Technology, Politics and Democracy






Recently I spoke with Jascha Franklin-Hodge, CTO and co-founder of Blue State Digital about how technology is affecting politics and democracy in the U.S.

Blue State Digital was born out of Jascha’s experience helping Howard Dean’s seminal run for the White House in ’04. and is the technology and strategic services company powering Barack Obama (and many other Democratic leaders and social justice causes like Save Darfur and We Can Solve It).

These videos (there are three total) are timely in light of the staggering September figures from the Obama campaign:

  • 630,000 new donors (bringing total donors to 3.1 million)
  • 150 million dollars raised
  • Average contribution: $86

Here are a few observations I took away from our conversation:
Online U.S. political communities will morph from a campaign fundraising role to a governing role. Regardless of whether Obama or McCain wins in November, every 2012 political campaign, even the laggards, will be as sophisticated as Obama is today- and any campaign with that much momentum won’t be able to stop community participation at the White House door or the Capitol steps (“thanks for all the money and support, I‘ll see you in four years”). Online communities will follow politicians into their governing roles. This summer when MyBarackObama experienced the FISA revolt within his own community this became clear. This has far more transformative potential than the fundraising juggernaut we are seeing now. Powerful communities may come to dominate the agenda of incumbent politicians providing feedback, direction and policy input.


Microcampaigns and Swarm Politics: Rather than one centrally governed behemoth, MyBO is enabling a thousand small campaigns to flourish. MyBO puts the tools into the hands of anyone that wants to get active; from having your own blog, downloading voter lists to make calls with “Neighbor to Neighbor” or having your own fundraising dashboard to mark your progress. This kind of swarm politics has generated enormous amounts of energy (and money) from ordinary citizens. Jascha sums it up best “We are helping them run thousands and thousands of little local campaigns that roll up to a central set of issues or candidate or goal” That is unbelievably powerful.

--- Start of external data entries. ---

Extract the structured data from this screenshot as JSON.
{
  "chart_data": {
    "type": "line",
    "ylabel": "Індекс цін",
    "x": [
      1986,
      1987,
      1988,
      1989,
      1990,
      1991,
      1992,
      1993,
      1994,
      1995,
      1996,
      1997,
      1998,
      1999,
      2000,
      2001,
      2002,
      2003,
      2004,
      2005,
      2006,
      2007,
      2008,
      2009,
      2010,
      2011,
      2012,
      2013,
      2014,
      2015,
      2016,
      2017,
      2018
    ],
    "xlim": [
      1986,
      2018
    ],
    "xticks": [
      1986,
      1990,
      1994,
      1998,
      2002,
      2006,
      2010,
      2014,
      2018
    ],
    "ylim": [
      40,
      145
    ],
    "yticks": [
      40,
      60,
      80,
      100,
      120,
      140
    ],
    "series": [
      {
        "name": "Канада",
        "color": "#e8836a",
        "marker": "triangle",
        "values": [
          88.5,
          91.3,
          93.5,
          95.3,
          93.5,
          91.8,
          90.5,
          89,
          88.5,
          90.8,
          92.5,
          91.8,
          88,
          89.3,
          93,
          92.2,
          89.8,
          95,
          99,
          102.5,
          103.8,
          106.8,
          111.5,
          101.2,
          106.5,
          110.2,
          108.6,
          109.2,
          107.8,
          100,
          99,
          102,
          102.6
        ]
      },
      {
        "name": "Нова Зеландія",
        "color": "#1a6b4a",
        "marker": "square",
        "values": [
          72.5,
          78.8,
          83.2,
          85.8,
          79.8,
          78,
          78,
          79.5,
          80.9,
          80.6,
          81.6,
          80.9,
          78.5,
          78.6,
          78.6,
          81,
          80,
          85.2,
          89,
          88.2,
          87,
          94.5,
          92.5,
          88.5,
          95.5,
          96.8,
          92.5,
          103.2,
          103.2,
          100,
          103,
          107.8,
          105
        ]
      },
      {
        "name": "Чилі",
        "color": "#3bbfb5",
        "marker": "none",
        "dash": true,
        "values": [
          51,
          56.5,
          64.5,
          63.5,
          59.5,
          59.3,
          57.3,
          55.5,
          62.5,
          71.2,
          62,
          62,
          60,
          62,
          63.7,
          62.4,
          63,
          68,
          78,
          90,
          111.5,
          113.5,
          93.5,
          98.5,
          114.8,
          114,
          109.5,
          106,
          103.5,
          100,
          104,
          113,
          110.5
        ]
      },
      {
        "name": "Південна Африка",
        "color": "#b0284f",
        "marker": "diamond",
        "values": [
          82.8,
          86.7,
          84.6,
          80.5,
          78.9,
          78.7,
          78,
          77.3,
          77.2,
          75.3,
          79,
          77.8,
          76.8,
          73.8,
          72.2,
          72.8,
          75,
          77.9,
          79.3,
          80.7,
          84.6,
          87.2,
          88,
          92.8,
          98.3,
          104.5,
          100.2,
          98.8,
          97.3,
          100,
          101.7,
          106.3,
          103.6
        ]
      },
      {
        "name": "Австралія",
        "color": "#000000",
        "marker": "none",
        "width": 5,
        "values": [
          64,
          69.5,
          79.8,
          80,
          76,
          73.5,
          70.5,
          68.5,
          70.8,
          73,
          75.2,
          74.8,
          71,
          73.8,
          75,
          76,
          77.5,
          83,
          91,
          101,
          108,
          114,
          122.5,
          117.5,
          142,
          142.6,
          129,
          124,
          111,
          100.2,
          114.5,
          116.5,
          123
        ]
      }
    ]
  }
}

Technology (infrastructure and know-how) will become a necessary core competence in all U.S. political campaigns. Jascha points out that campaigns traditionally mirror movie productions, with all of the resources, technology and logistics brought together for a short burst of activity and then disappearing once the final scene is shot; this results in an enormous loss of knowledge and skills that need to be relearned once the next campaign begins. Campaigns that maintain or are able to tap into a continuity of software, infrastructure and human capital will have serious advantage. Blue State Digital was conceived to fill that gap on the Democratic side of the aisle…

Open Data and transparent government. Part Three of the video series digs into the value of open data in government to allow citizens to hack and remix at will. When lobbyist data, earmark data etc. is available in standard formats it will be a great leap forward for more transparency in government. Great stuff.

Thanks to Brady for putting me in touch with B.S.D. and thanks to Jascha for taking the time to talk.